Creates a AvalancheDataset instance.

add_transforms([transform, target_transform])

Returns a new dataset with the given transformations added to the existing ones.

add_transforms_group(group_name, transform, ...)

Returns a new dataset with a new transformations group.

add_transforms_to_group(group_name[, ...])

Returns a new dataset with the given transformations added to the existing ones for a certain group.

eval()

Returns a new dataset with the transformations of the 'eval' group loaded.

freeze_group_transforms(group_name)

Returns a new dataset where the transformations for a specific group are frozen.

freeze_transforms()

Returns a new dataset where the current transformations are frozen.

get_transforms([transforms_group])

Returns the transformations given a group.

register_datapipe_as_function(function_name, ...)

register_function(function_name, function)

replace_transforms(transform, target_transform)

Returns a new dataset with the existing transformations replaced with the given ones.

train()

Returns a new dataset with the transformations of the 'train' group loaded.
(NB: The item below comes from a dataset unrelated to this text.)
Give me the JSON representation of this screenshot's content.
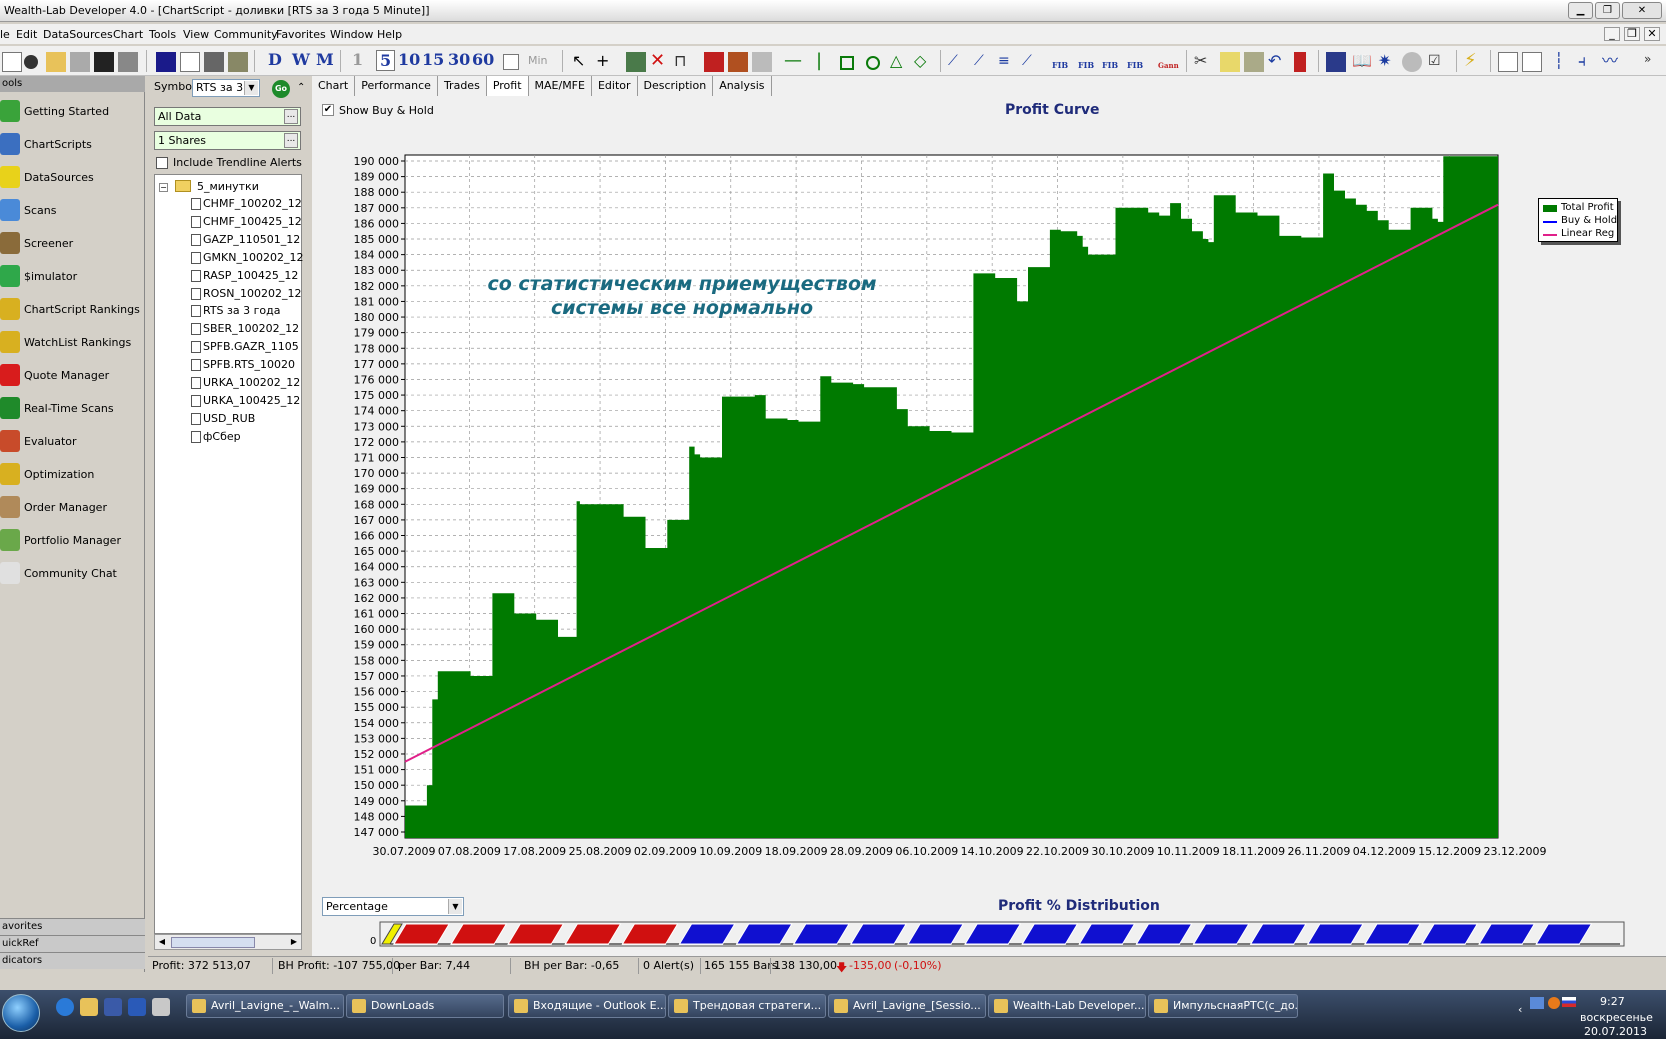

with_transforms(group_name)

Returns a new dataset with the transformations of a different group loaded.

Attributes

functions

targets

A sequence of values describing the label of each pattern contained in the dataset.

dataset_type

The type of this dataset (UNDEFINED, CLASSIFICATION, ...).

targets_task_labels

A sequence of ints describing the task label of each pattern contained in the dataset.

tasks_pattern_indices

A dictionary mapping task labels to the indices of the patterns with that task label.

collate_fn

The collate function to use when creating mini-batches from this dataset.

task_set

A dictionary that can be used to obtain the subset of patterns given a specific task label.

current_transform_group

The name of the transform group currently in use.

transform_groups

A dictionary containing the transform groups.

transform

A function/transform that takes in an PIL image and returns a transformed version.

target_transform

A function/transform that takes in the target and transforms it.